There exists much ethical controversy brought about by advances in biology and medicine and the relationship to religion. In a new essay in The Journal of Law, Medicine & Ethics, Laurie Zoloth takes an approach to medical ethics that draws upon Jewish texts, traditions, and philosophy to show how acting to change the world is indicative of this faith tradition.

Genetic explanations for how the natural world functions and why humans behave as we do can challenge what has historically been the moral province of religion: the questions of befalleness, suffering, healing. A question to be explored then is whether genetic enhancement of human capabilities, in addition to in their use in curing disease, is also a legitimate goal for biomedical science and technology.

Like other faith traditions, Jewish discernment of the moral choices we make as we face advances in genetic and medical research is based not only in a contemporary assessment of their social use, but of their meaning in relationship to particular religious traditions, texts, and law. Judaism has a long tradition of narratives, many of which are found within the Hebrew Bible and the tradition of commentary collectively called halacha, or rabbinic law.
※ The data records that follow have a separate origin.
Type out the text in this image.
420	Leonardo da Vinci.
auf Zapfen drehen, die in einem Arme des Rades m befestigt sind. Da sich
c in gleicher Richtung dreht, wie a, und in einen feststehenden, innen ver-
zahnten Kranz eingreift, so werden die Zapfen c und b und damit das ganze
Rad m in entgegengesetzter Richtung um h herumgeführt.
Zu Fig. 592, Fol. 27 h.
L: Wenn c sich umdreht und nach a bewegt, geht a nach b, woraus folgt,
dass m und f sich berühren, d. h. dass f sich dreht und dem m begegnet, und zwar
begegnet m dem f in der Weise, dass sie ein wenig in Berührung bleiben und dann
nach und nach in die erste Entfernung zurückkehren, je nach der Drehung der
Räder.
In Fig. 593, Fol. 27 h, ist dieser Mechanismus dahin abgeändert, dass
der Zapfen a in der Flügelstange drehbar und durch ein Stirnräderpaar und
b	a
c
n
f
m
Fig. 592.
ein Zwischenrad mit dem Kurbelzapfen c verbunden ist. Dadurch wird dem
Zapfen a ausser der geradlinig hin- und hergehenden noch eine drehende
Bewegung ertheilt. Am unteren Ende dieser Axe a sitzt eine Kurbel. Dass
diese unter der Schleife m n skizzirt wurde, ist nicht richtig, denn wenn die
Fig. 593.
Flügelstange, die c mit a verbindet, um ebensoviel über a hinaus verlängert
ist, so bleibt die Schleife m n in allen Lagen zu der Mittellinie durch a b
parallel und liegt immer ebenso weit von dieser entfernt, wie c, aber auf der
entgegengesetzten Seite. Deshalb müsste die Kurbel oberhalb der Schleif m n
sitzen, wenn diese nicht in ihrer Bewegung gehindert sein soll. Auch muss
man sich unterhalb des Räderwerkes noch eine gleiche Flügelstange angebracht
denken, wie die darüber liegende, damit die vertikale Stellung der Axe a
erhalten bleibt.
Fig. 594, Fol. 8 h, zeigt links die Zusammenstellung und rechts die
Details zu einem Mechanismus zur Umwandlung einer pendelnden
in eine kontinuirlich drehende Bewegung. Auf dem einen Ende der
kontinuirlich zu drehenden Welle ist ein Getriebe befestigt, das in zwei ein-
In the case of new technology, Jewish ethics is a complex, reasoned argument about how such Biblical texts and historical judgments are brought to bear on a particular case at hand.

Healing is mandated and saving a life is a priority over other ritual commandments or community costumes in the Jewish tradition. Since Jewish ethical reasoning privileges the responsibility to save life above all other responsibilities, actions that save lives are prompted by this account. This has provided a justified context for virtually all experimental therapy, including genetic research.

Thus the sum of Jewish argument has been to positively encourage genetic research and intervention if it can improve the human condition. Using technology to alter the human body has long been an accepted part of Jewish tradition, from the use of spectacles to artificial hips, and thus genetic enhancement for the same end would seem not impermissible within the Jewish tradition. In fact, the demands of halachah call on Jews to make changes to the body and some, such as circumcision, an obligation. Intricate narratives about “tikkun olam” or the duty to repair a world understood as broken frame the response to medicine in a general sense. .

“We remain in discussion with the Torah, the Talmud, and the medieval commentators,” Zoloth concludes. “Indeed, our capacity to learn from our past is the very sign of our ability to teach toward the future.”

This study is published in the Spring 2008 issue of The Journal of Law, Medicine & Ethics.